Volgens Carrez is er een thematische overlap tussen BIC en VI. Deze zal wel verder moeten worden verkend en uitgebreid in kaart worden gebracht. ‘De valorisatie van lignine en bio-aromaten zijn thema’s die zowel bij BIC als VI op de agenda staan’, aldus Carrez. ‘Ik kan me voorstellen dat de VI-regio’s BBI-demo- en flagshipprojecten kunnen ondersteunen. Dat zou kunnen via regionale funding of door het aanvoeren en/of voorbewerken van lokale biomassastromen. Omgekeerd kan vanuit het BIC en het BBI Joint Undertaking (BIC-samenwerkingsverband met de EU, red.) de regionale projecten worden ondersteund.’

Biobased wereldkaart

Zowel het BIC als VI willen waardeketens opzetten in de Europese bio-economie, of het nu lokale/regionale of internationale ketens zijn. Carrez benadrukt dat Europa deze geïntegreerde waardeketens nodig heeft om zichzelf op de biobased wereldkaart te zetten. ‘Of Europa in de wereld een koppositie in kan nemen, hangt sterk af van de mate van samenwerking tussen regionale stakeholders, bijvoorbeeld door best practices en resources (bijvoorbeeld pilot plants, onderzoekscapaciteit, red.) te delen.

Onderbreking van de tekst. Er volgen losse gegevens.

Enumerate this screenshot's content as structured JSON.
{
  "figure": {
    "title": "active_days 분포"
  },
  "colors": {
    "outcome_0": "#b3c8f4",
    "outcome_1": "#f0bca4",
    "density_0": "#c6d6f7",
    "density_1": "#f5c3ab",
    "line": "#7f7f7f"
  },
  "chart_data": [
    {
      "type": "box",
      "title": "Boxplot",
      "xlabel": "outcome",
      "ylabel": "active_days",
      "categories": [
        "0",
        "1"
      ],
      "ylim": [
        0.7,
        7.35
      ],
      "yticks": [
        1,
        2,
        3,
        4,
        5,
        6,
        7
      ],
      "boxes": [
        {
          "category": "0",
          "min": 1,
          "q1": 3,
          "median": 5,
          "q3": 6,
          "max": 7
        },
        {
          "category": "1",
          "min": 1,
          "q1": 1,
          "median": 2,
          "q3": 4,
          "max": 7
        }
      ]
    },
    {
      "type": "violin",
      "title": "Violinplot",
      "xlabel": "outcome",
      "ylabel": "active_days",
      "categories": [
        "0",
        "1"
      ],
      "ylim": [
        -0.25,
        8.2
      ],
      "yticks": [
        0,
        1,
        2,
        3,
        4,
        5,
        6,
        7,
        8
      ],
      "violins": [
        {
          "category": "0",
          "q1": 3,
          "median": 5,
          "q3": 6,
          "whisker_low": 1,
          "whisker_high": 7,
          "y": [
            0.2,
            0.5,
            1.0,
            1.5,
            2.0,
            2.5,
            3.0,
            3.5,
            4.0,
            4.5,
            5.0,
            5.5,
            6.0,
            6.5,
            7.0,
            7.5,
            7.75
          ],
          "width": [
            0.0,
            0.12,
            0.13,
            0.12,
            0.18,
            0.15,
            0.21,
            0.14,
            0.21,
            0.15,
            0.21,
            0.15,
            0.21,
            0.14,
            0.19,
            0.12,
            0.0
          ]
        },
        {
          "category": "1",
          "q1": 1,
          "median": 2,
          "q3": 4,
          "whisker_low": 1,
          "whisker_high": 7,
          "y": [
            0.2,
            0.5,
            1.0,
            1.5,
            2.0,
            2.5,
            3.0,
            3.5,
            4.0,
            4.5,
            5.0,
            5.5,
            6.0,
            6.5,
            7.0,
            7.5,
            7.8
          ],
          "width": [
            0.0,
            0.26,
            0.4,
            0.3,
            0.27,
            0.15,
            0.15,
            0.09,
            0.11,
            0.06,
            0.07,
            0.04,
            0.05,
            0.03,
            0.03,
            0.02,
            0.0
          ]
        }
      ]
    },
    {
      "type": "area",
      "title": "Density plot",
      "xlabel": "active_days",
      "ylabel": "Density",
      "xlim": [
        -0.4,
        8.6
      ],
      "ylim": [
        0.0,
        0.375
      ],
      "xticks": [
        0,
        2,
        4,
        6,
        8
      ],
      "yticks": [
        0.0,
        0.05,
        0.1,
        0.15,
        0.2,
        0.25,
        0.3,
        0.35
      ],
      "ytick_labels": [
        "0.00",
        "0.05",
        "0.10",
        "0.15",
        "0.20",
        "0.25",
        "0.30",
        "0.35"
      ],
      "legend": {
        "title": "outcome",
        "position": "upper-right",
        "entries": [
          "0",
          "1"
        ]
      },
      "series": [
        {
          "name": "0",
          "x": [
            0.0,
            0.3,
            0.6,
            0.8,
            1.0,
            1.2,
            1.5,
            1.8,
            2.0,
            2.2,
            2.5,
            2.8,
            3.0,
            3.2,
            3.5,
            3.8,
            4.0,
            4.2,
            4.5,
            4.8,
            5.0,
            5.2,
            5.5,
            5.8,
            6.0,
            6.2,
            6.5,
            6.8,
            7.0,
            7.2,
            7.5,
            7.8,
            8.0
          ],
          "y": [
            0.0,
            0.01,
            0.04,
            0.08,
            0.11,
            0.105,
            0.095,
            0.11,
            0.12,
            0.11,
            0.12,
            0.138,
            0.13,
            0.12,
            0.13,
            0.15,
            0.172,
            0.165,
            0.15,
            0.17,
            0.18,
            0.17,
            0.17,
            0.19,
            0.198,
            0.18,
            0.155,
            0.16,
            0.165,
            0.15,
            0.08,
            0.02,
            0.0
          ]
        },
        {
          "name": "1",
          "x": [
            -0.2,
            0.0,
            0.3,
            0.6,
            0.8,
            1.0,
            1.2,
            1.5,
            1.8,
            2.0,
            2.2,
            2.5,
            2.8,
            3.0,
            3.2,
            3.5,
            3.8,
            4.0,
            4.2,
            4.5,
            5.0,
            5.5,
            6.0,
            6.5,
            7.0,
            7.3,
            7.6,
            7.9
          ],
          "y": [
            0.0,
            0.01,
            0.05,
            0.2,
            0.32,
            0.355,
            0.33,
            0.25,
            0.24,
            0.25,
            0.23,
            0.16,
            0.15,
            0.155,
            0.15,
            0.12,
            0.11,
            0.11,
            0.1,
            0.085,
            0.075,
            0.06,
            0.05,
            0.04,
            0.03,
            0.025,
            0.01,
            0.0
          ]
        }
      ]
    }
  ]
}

‘De rol van de rurale gebieden is belangrijk. Een transitie naar een bio-economie kan zorgen voor een revitalisering van deze gebieden door vitaal ondernemerschap en industriële vernieuwing. Dat geldt niet alleen voor de bekende clusters in Noordwest- en Zuid-Europa, maar ook voor Centraal en Oost-Europa. Het zou een gemiste kans zijn, gezien de grote hoeveelheden aan biomassa in deze regio’s. In algemene zin zouden meer EU-regio’s moeten investeren wat hun kansen zijn gelet op lokale biomassastromen als gemeentelijk afval, gewassen, bosbouw of reststromen van de voedingsmiddelenindustrie.

Grotere vuist

Zoals eerder vermeld, speelt funding een belangrijke rol om biobased producten naar de markt te brengen. Verschoor: ‘Er zijn momenteel verschillende fondsen en instrumenten die beschikbaar zijn. Echter, deze zijn niet altijd even gemakkelijk toegankelijk en effectief. Het geheel is nogal gefragmenteerd, met uiteenlopende procedures die variëren per subsidiegever. Het wordt hierdoor vaak een langdurig en complex proces. BIC en Vanguard kunnen in ieder geval in sommige trajecten samenwerken in bepaalde ketens om een grotere vuist te maken.’

Tenslotte benadrukt Carrez het belang van hernieuwbare feedstocks in de circulaire economie. ‘Deze draait niet uitsluitend rond hergebruik van fossiele grondstoffen, maar ook rond biomassa. Binnen BIC zijn we in ieder geval verheugd dat deze notie nu ook door de Europese Raad is erkend.’